Plus tôt, certains de mes collègues et vous avez parlé de l'information se trouve à différents endroits, dont dans des courriels. Auparavant, on travaillait tous avec des documents sur support papier. Comment pouvez-vous traiter l'ensemble de cette information? On en a parlé un peu, mais imaginons que quelqu'un cherche une information assez large. Y a-t-il une façon de faire une demande? En effet, si l'information est très large, cela va donner énormément de documents à réviser.
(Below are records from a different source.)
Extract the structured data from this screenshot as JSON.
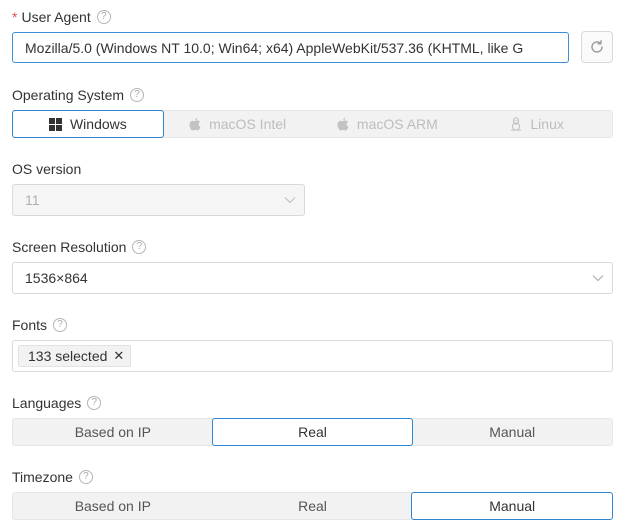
{
  "user_agent": {
    "required_mark": "*",
    "label": "User Agent",
    "value": "Mozilla/5.0 (Windows NT 10.0; Win64; x64) AppleWebKit/537.36 (KHTML, like G"
  },
  "operating_system": {
    "label": "Operating System",
    "options": [
      {
        "label": "Windows",
        "icon": "windows-icon",
        "state": "selected"
      },
      {
        "label": "macOS Intel",
        "icon": "apple-icon",
        "state": "disabled"
      },
      {
        "label": "macOS ARM",
        "icon": "apple-icon",
        "state": "disabled"
      },
      {
        "label": "Linux",
        "icon": "linux-icon",
        "state": "disabled"
      }
    ]
  },
  "os_version": {
    "label": "OS version",
    "value": "11"
  },
  "screen_resolution": {
    "label": "Screen Resolution",
    "value": "1536×864"
  },
  "fonts": {
    "label": "Fonts",
    "tag": "133 selected"
  },
  "languages": {
    "label": "Languages",
    "options": [
      "Based on IP",
      "Real",
      "Manual"
    ],
    "selected": "Real"
  },
  "timezone": {
    "label": "Timezone",
    "options": [
      "Based on IP",
      "Real",
      "Manual"
    ],
    "selected": "Manual"
  },
  "colors": {
    "accent": "#2f86d2",
    "required": "#e34d59"
  }
}
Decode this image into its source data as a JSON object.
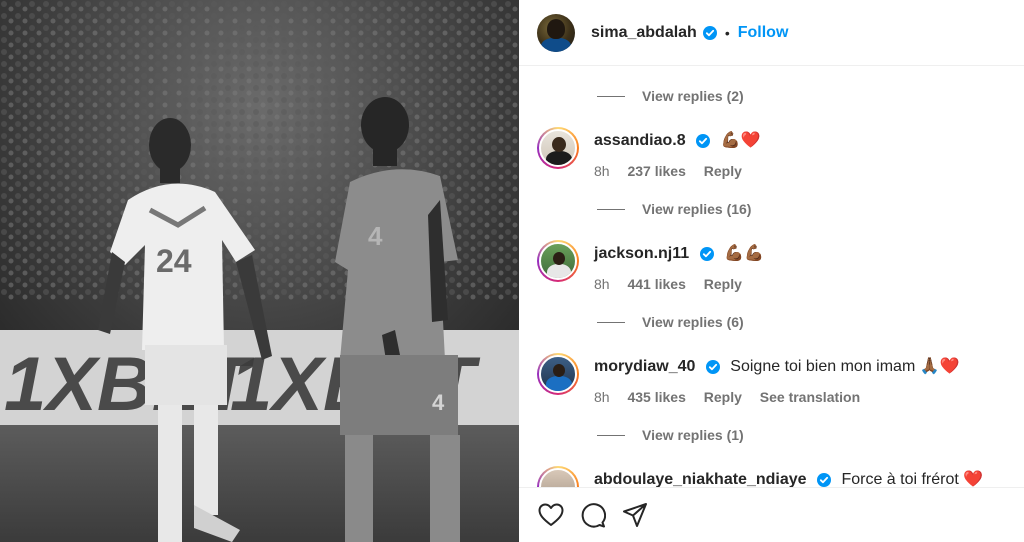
{
  "post": {
    "image_alt_icon": "photo",
    "author": {
      "username": "sima_abdalah",
      "verified": true,
      "separator": "•",
      "follow_label": "Follow"
    }
  },
  "colors": {
    "accent": "#0095f6",
    "verified": "#0095f6",
    "muted": "#737373",
    "text": "#262626"
  },
  "replies_toggles": [
    {
      "label": "View replies (2)"
    },
    {
      "label": "View replies (16)"
    },
    {
      "label": "View replies (6)"
    },
    {
      "label": "View replies (1)"
    }
  ],
  "comments": [
    {
      "username": "assandiao.8",
      "verified": true,
      "text": "💪🏾❤️",
      "time": "8h",
      "likes": "237 likes",
      "reply_label": "Reply"
    },
    {
      "username": "jackson.nj11",
      "verified": true,
      "text": "💪🏾💪🏾",
      "time": "8h",
      "likes": "441 likes",
      "reply_label": "Reply"
    },
    {
      "username": "morydiaw_40",
      "verified": true,
      "text": "Soigne toi bien mon imam 🙏🏾❤️",
      "time": "8h",
      "likes": "435 likes",
      "reply_label": "Reply",
      "translation_label": "See translation"
    },
    {
      "username": "abdoulaye_niakhate_ndiaye",
      "verified": true,
      "text": "Force à toi frérot ❤️"
    }
  ],
  "actions": {
    "like_icon": "heart-icon",
    "comment_icon": "comment-icon",
    "share_icon": "share-icon"
  }
}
Oui, il est certain qu'une demande d'accès à l'information très vague n'est pas l'idéal. Les institutions tentent souvent de traiter avec la personne qui demande l'information et de lui expliquer que, si elle présente sa demande telle quelle, elle va recevoir 2 millions de pages. Les institutions vont donc essayer, en travaillant avec le demandeur, de réduire la portée de sa demande. Cependant, c'est parfois impossible, parce qu'il ne voudra pas la modifier. Or, présentement, la Loi comporte une disposition selon laquelle elles peuvent me demander la permission de ne pas répondre à une demande qui est faite de mauvaise foi ou qui serait déraisonnable, dans la mesure où la quantité d'information contenue dans la réponse serait trop volumineuse.
Madame Maynard, vous aviez commencé à énumérer une liste de modifications, tout à l'heure. Il se peut que les gens qui nous écoutent ne lisent pas votre rapport, alors je trouverais intéressant que vous nous donniez l'ensemble de l'œuvre.
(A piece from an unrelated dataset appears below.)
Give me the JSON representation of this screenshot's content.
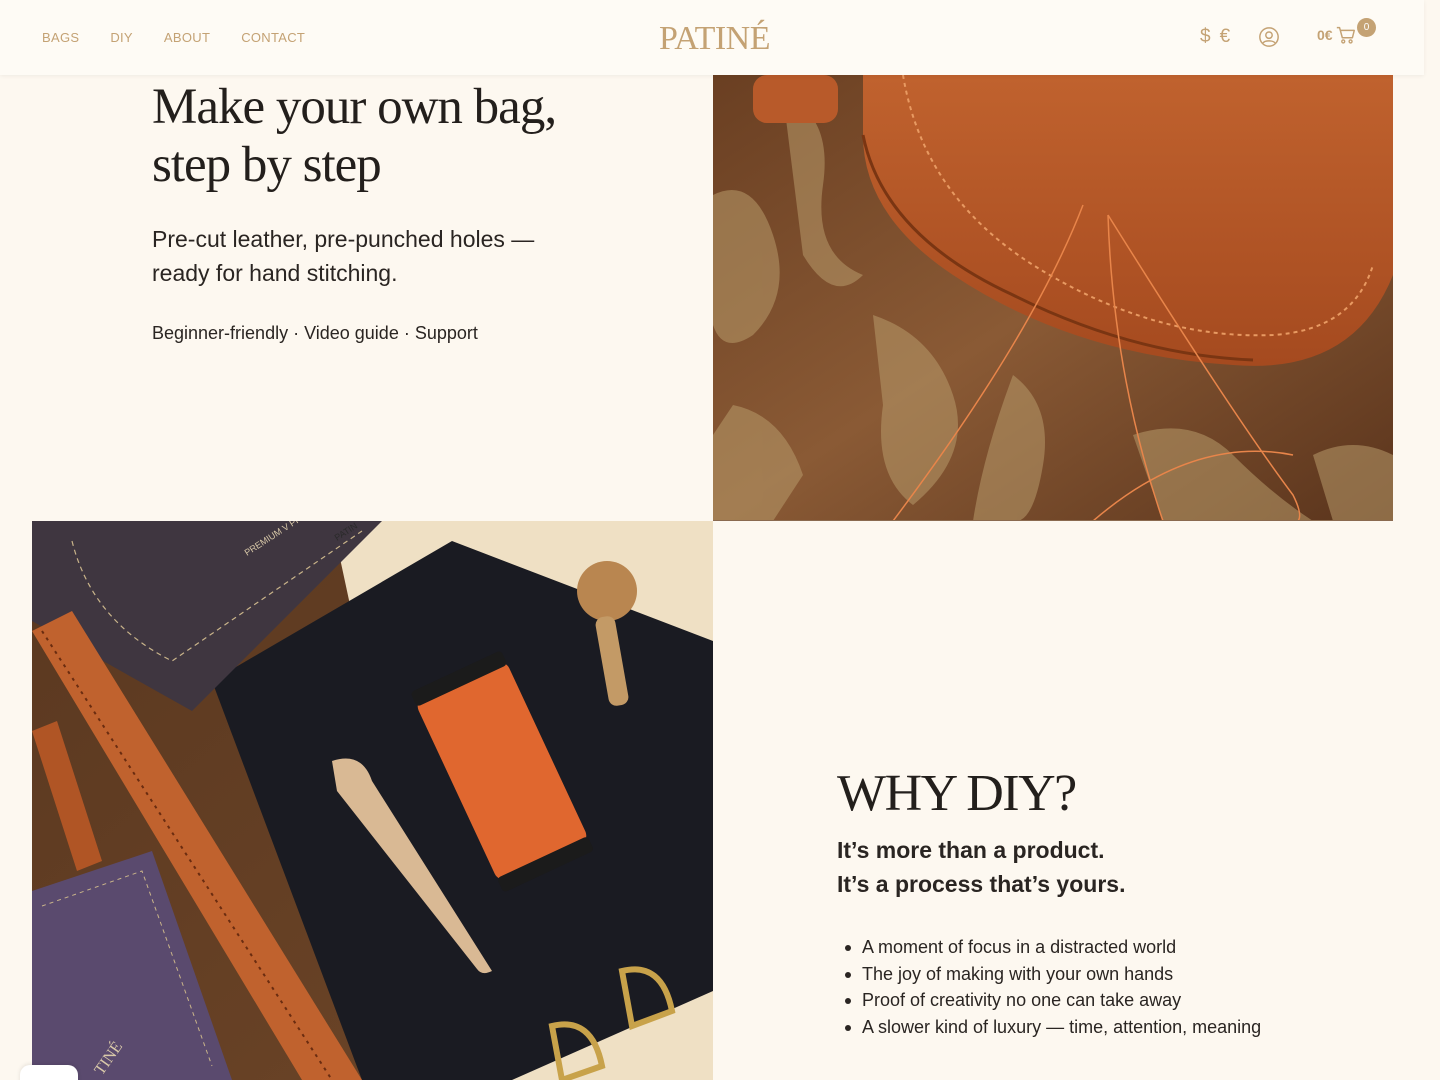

On pourrait améliorer énormément de choses dans la Loi sur l'accès à l'information. L'article 21 est souvent invoqué; il traite des avis, des conseils et des recommandations des fonctionnaires. Il est souvent utilisé de façon un peu abusive, selon notre bureau et nos enquêtes. Dans d'autres lois, il existe des dispositions qui prévoient une liste pour exclure certaines informations, comme des faits et des statistiques. Alors, nous voudrions faire une comparaison avec ces autres lois pour aider les gens qui appliquent la Loi sur l'accès à l'information à mieux respecter l'intention derrière cet article.
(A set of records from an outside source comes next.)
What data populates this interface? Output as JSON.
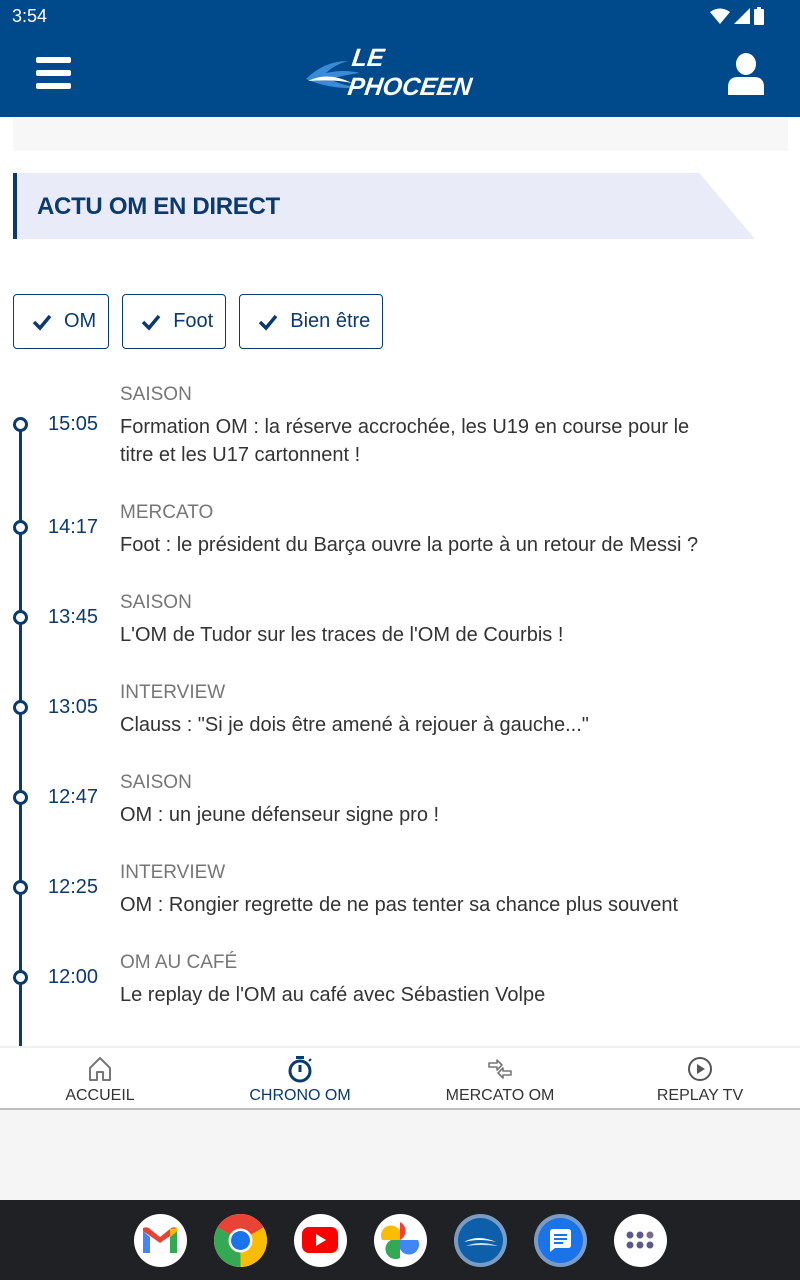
{
  "status_bar": {
    "time": "3:54"
  },
  "header": {
    "logo_text": "LE PHOCEEN"
  },
  "section": {
    "title": "ACTU OM EN DIRECT"
  },
  "filters": [
    {
      "label": "OM",
      "checked": true
    },
    {
      "label": "Foot",
      "checked": true
    },
    {
      "label": "Bien être",
      "checked": true
    }
  ],
  "timeline": [
    {
      "time": "15:05",
      "category": "SAISON",
      "title": "Formation OM : la réserve accrochée, les U19 en course pour le titre et les U17 cartonnent !"
    },
    {
      "time": "14:17",
      "category": "MERCATO",
      "title": "Foot : le président du Barça ouvre la porte à un retour de Messi ?"
    },
    {
      "time": "13:45",
      "category": "SAISON",
      "title": "L'OM de Tudor sur les traces de l'OM de Courbis !"
    },
    {
      "time": "13:05",
      "category": "INTERVIEW",
      "title": "Clauss : \"Si je dois être amené à rejouer à gauche...\""
    },
    {
      "time": "12:47",
      "category": "SAISON",
      "title": "OM : un jeune défenseur signe pro !"
    },
    {
      "time": "12:25",
      "category": "INTERVIEW",
      "title": "OM : Rongier regrette de ne pas tenter sa chance plus souvent"
    },
    {
      "time": "12:00",
      "category": "OM AU CAFÉ",
      "title": "Le replay de l'OM au café avec Sébastien Volpe"
    }
  ],
  "bottom_nav": [
    {
      "label": "ACCUEIL",
      "icon": "home-icon",
      "active": false
    },
    {
      "label": "CHRONO OM",
      "icon": "stopwatch-icon",
      "active": true
    },
    {
      "label": "MERCATO OM",
      "icon": "transfer-arrows-icon",
      "active": false
    },
    {
      "label": "REPLAY TV",
      "icon": "play-circle-icon",
      "active": false
    }
  ],
  "dock": [
    {
      "name": "Gmail"
    },
    {
      "name": "Chrome"
    },
    {
      "name": "YouTube"
    },
    {
      "name": "Photos"
    },
    {
      "name": "Le Phoceen"
    },
    {
      "name": "Messages"
    },
    {
      "name": "App drawer"
    }
  ],
  "colors": {
    "header_bg": "#004a8c",
    "primary_text": "#0b3a6e",
    "section_bg": "#e9ecf8",
    "category_text": "#767676",
    "dock_bg": "#202124"
  }
}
Bien entendu, quand on parle de révision judiciaire ou de procès de novo, il y a des choses qu'il est important de savoir. Présentement, le Commissariat à l'information peut agir en tant que partie à une audience devant la Cour fédérale. À mon avis, il est important de maintenir cela, parce que, souvent, les plaignants ne sont pas représentés et ne voient pas le dossier. Nous, nous voyons le dossier, quand nous faisons une enquête. Il est donc important pour le Commissariat de garder ce pouvoir et d'être en mesure de représenter les intérêts liés à l'accès, sans parler de l'intérêt du plaignant, et de défendre l'application de la Loi sur l'accès à l'information, même si un dossier se retrouve devant la Cour fédérale. C'est donc particulier.